I am rich. And unfortuntely for Hannah, I'm pretty sure I'm out of birthday wrapping paper.
- mrtl commented:
I used to like to hide under my desk when I felt I needed a break. My students thought I was such a freak. Guess it's not a good idea to do that during class.
- » 5/07/2006 3:15 PM
- Cat commented:
Heh. mrtl, you = funny lady!
- » 5/07/2006 3:24 PM
- Nilbo commented:
We all need a cave of our own ... I'm glad you let us peek inside yours ...
- » 5/07/2006 6:27 PM
- WILLIAM commented:
Very cool. Reminds me of your running post form a little while back.
- » 5/07/2006 6:54 PM
- kalki commented:
I have a house with two trees in front and a big yard out back. And you know what I want? A windowseat.
Here's to enjoying our own riches.
- » 5/07/2006 10:06 PM
- Charlotte in Pa commented:
Nilbo! Stop peeking in Cat's cave. She's a married woman for goodness sake!
Beautiful post, Cat. I literally felt myself calming as I read it.
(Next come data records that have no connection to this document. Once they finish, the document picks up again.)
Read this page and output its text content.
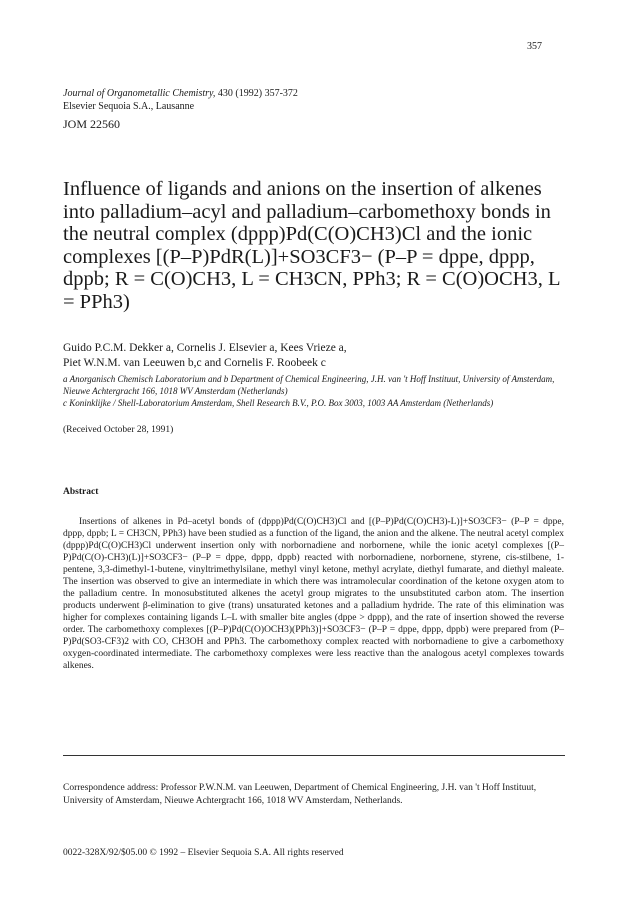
357
Journal of Organometallic Chemistry, 430 (1992) 357-372
Elsevier Sequoia S.A., Lausanne
JOM 22560
Influence of ligands and anions on the insertion of alkenes into palladium–acyl and palladium–carbomethoxy bonds in the neutral complex (dppp)Pd(C(O)CH3)Cl and the ionic complexes [(P–P)PdR(L)]+SO3CF3− (P–P = dppe, dppp, dppb; R = C(O)CH3, L = CH3CN, PPh3; R = C(O)OCH3, L = PPh3)
Guido P.C.M. Dekker a, Cornelis J. Elsevier a, Kees Vrieze a,
Piet W.N.M. van Leeuwen b,c and Cornelis F. Roobeek c
a Anorganisch Chemisch Laboratorium and b Department of Chemical Engineering, J.H. van 't Hoff Instituut, University of Amsterdam, Nieuwe Achtergracht 166, 1018 WV Amsterdam (Netherlands)
c Koninklijke / Shell-Laboratorium Amsterdam, Shell Research B.V., P.O. Box 3003, 1003 AA Amsterdam (Netherlands)
(Received October 28, 1991)
Abstract

Insertions of alkenes in Pd–acetyl bonds of (dppp)Pd(C(O)CH3)Cl and [(P–P)Pd(C(O)CH3)-L)]+SO3CF3− (P–P = dppe, dppp, dppb; L = CH3CN, PPh3) have been studied as a function of the ligand, the anion and the alkene. The neutral acetyl complex (dppp)Pd(C(O)CH3)Cl underwent insertion only with norbornadiene and norbornene, while the ionic acetyl complexes [(P–P)Pd(C(O)-CH3)(L)]+SO3CF3− (P–P = dppe, dppp, dppb) reacted with norbornadiene, norbornene, styrene, cis-stilbene, 1-pentene, 3,3-dimethyl-1-butene, vinyltrimethylsilane, methyl vinyl ketone, methyl acrylate, diethyl fumarate, and diethyl maleate. The insertion was observed to give an intermediate in which there was intramolecular coordination of the ketone oxygen atom to the palladium centre. In monosubstituted alkenes the acetyl group migrates to the unsubstituted carbon atom. The insertion products underwent β-elimination to give (trans) unsaturated ketones and a palladium hydride. The rate of this elimination was higher for complexes containing ligands L–L with smaller bite angles (dppe > dppp), and the rate of insertion showed the reverse order. The carbomethoxy complexes [(P–P)Pd(C(O)OCH3)(PPh3)]+SO3CF3− (P–P = dppe, dppp, dppb) were prepared from (P–P)Pd(SO3-CF3)2 with CO, CH3OH and PPh3. The carbomethoxy complex reacted with norbornadiene to give a carbomethoxy oxygen-coordinated intermediate. The carbomethoxy complexes were less reactive than the analogous acetyl complexes towards alkenes.

Correspondence address: Professor P.W.N.M. van Leeuwen, Department of Chemical Engineering, J.H. van 't Hoff Instituut, University of Amsterdam, Nieuwe Achtergracht 166, 1018 WV Amsterdam, Netherlands.

0022-328X/92/$05.00 © 1992 – Elsevier Sequoia S.A. All rights reserved
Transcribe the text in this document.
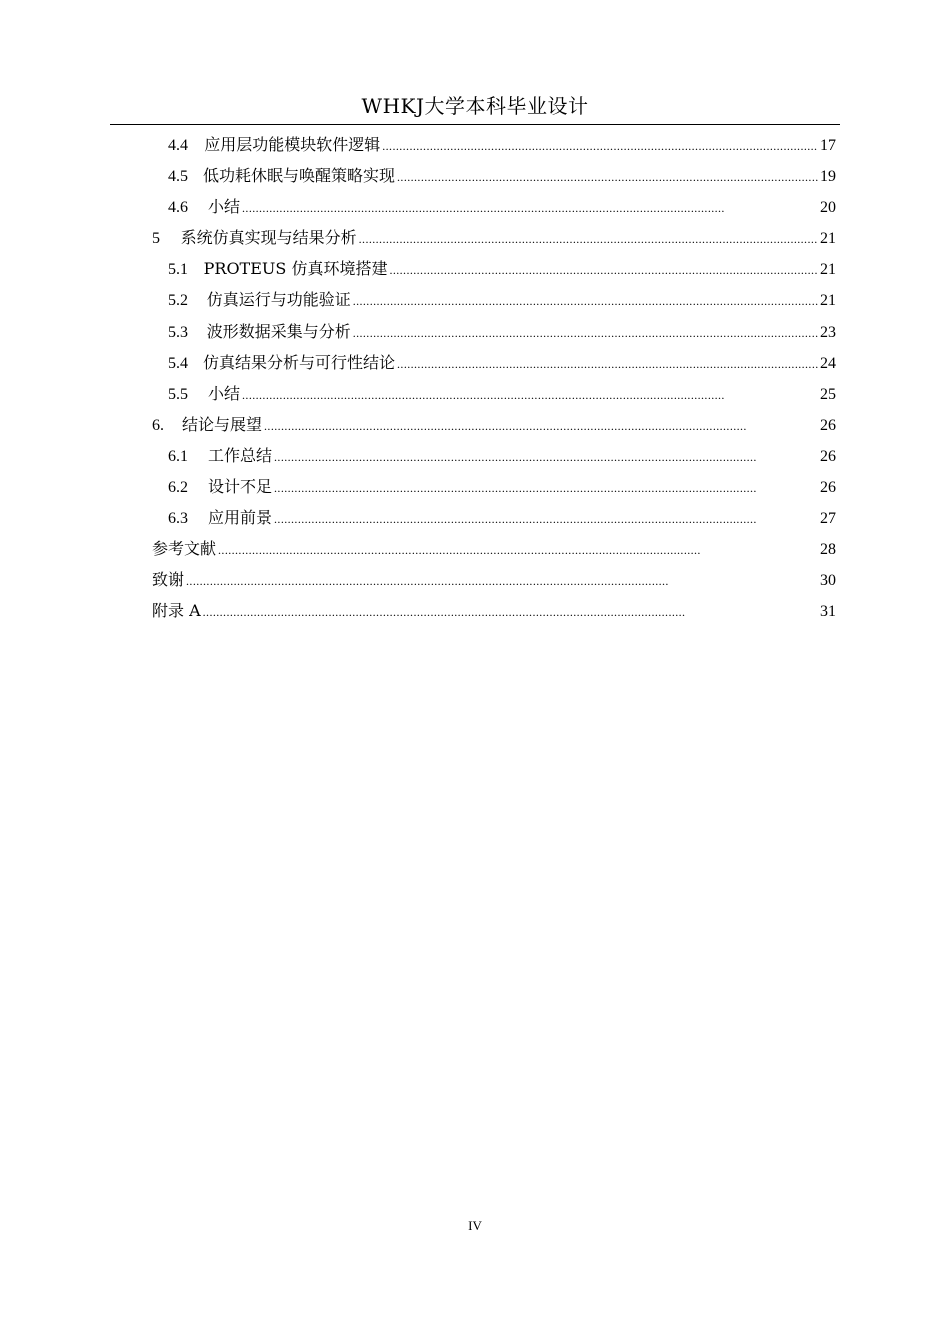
WHKJ大学本科毕业设计
4.4	应用层功能模块软件逻辑 . . .	17
4.5 低功耗休眠与唤醒策略实现 . . .	19
4.6	小结 . . .	20
5	系统仿真实现与结果分析 . . .	21
5.1 PROTEUS 仿真环境搭建 . . .	21
5.2	仿真运行与功能验证 . . .	21
5.3	波形数据采集与分析 . . .	23
5.4 仿真结果分析与可行性结论 . . .	24
5.5	小结 . . .	25
6.	结论与展望 . . .	26
6.1	工作总结 . . .	26
6.2	设计不足 . . .	26
6.3	应用前景 . . .	27
参考文献 . . .	28
致谢 . . .	30
附录 A . . .	31
IV
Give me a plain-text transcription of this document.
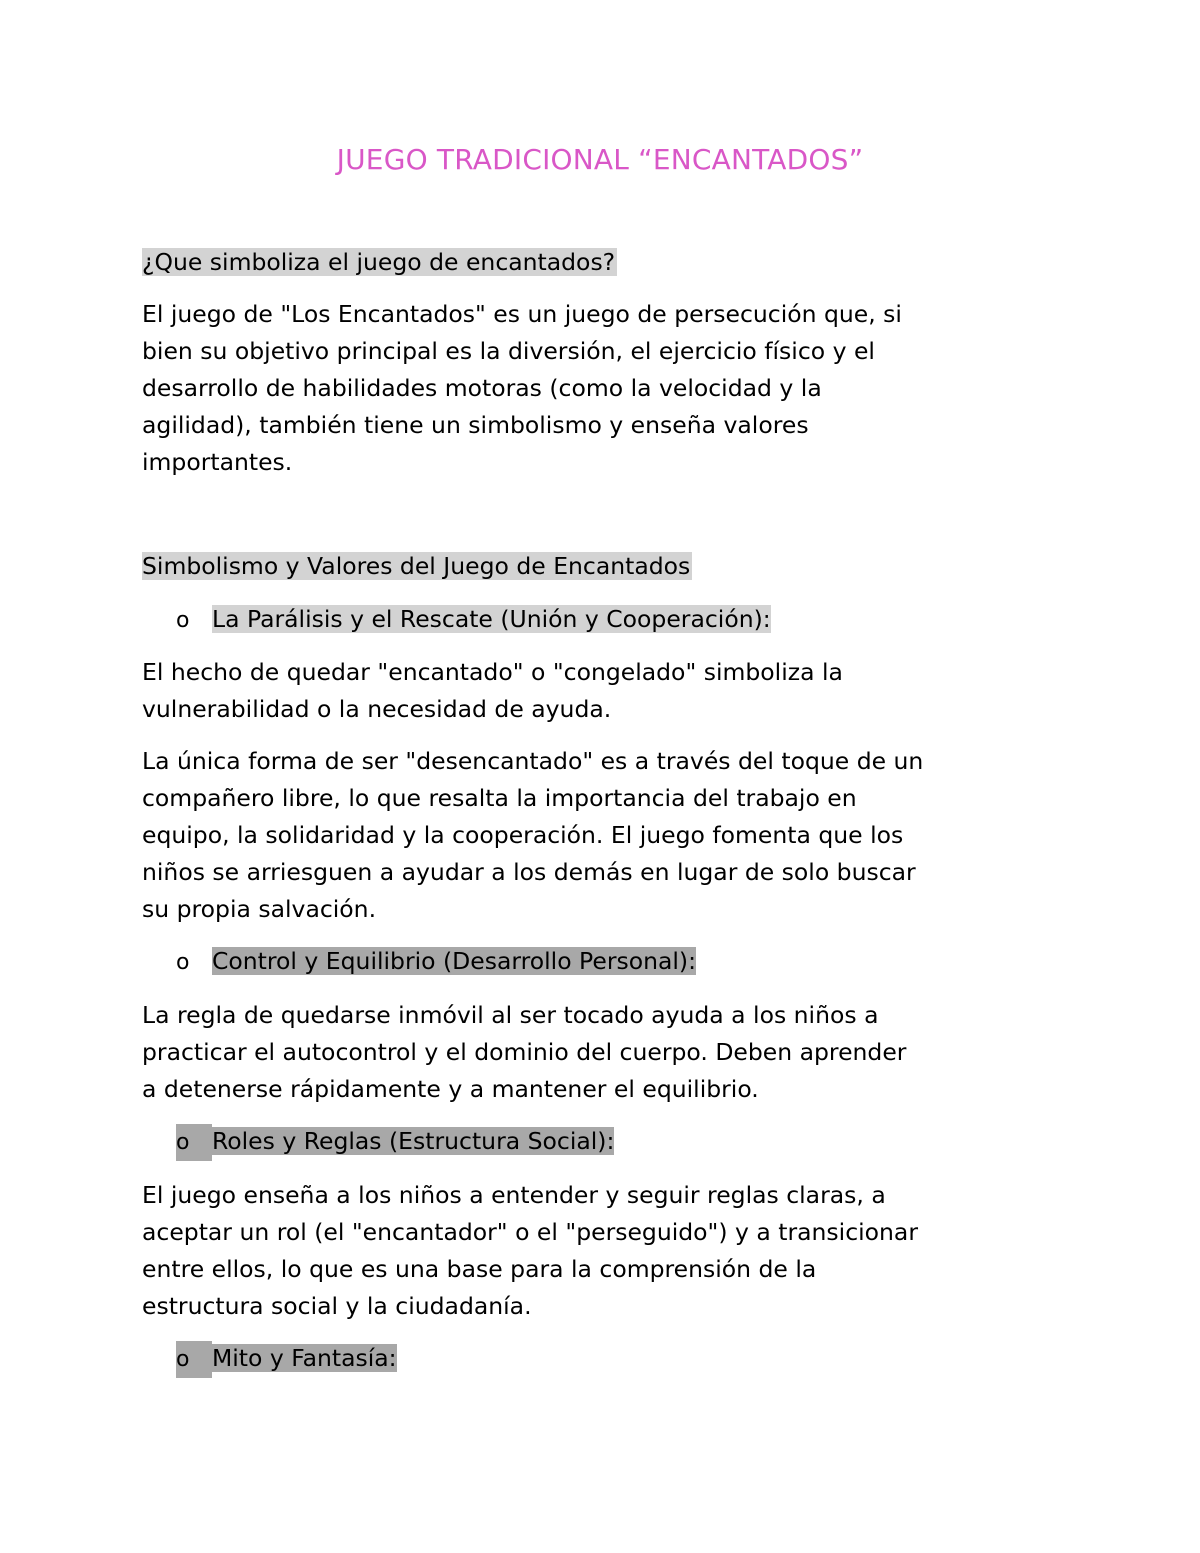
JUEGO TRADICIONAL “ENCANTADOS”
¿Que simboliza el juego de encantados?

El juego de "Los Encantados" es un juego de persecución que, si

bien su objetivo principal es la diversión, el ejercicio físico y el

desarrollo de habilidades motoras (como la velocidad y la

agilidad), también tiene un simbolismo y enseña valores

importantes.

Simbolismo y Valores del Juego de Encantados
o La Parálisis y el Rescate (Unión y Cooperación):

El hecho de quedar "encantado" o "congelado" simboliza la

vulnerabilidad o la necesidad de ayuda.

La única forma de ser "desencantado" es a través del toque de un

compañero libre, lo que resalta la importancia del trabajo en

equipo, la solidaridad y la cooperación. El juego fomenta que los

niños se arriesguen a ayudar a los demás en lugar de solo buscar

su propia salvación.

o Control y Equilibrio (Desarrollo Personal):

La regla de quedarse inmóvil al ser tocado ayuda a los niños a

practicar el autocontrol y el dominio del cuerpo. Deben aprender

a detenerse rápidamente y a mantener el equilibrio.

o Roles y Reglas (Estructura Social):

El juego enseña a los niños a entender y seguir reglas claras, a

aceptar un rol (el "encantador" o el "perseguido") y a transicionar

entre ellos, lo que es una base para la comprensión de la

estructura social y la ciudadanía.

o Mito y Fantasía:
Your words are soothing. Well done, girl!
- » 5/08/2006 8:59 AM
- Random and Odd commented:
Funny how what we wish for is something other than what we have.
You would probably KILL for my backyard...yet I wish I could just twinkle my nose and make it go away...or make it better.
You will have yours soon.
Dear Lord, Charlotte your comment cracked me up.
- » 5/08/2006 9:03 AM
- dashababy commented:
Beautiful writing there girl. Like Charlotte said, "calming".
- » 5/08/2006 10:52 AM
- kristine commented:
Cat, go check the video link on my blog. I was CRACKING UP thinking about YOU when I was watching it.
I can't imagine why.
- » 5/08/2006 7:18 PM
- Cat commented:
OMG, Kristine, I totally peed a little in my pants I laughed so hard! Okay, not really, but if I were severely incontinent, I so would have peed! For reals! HEE-LARIOUS!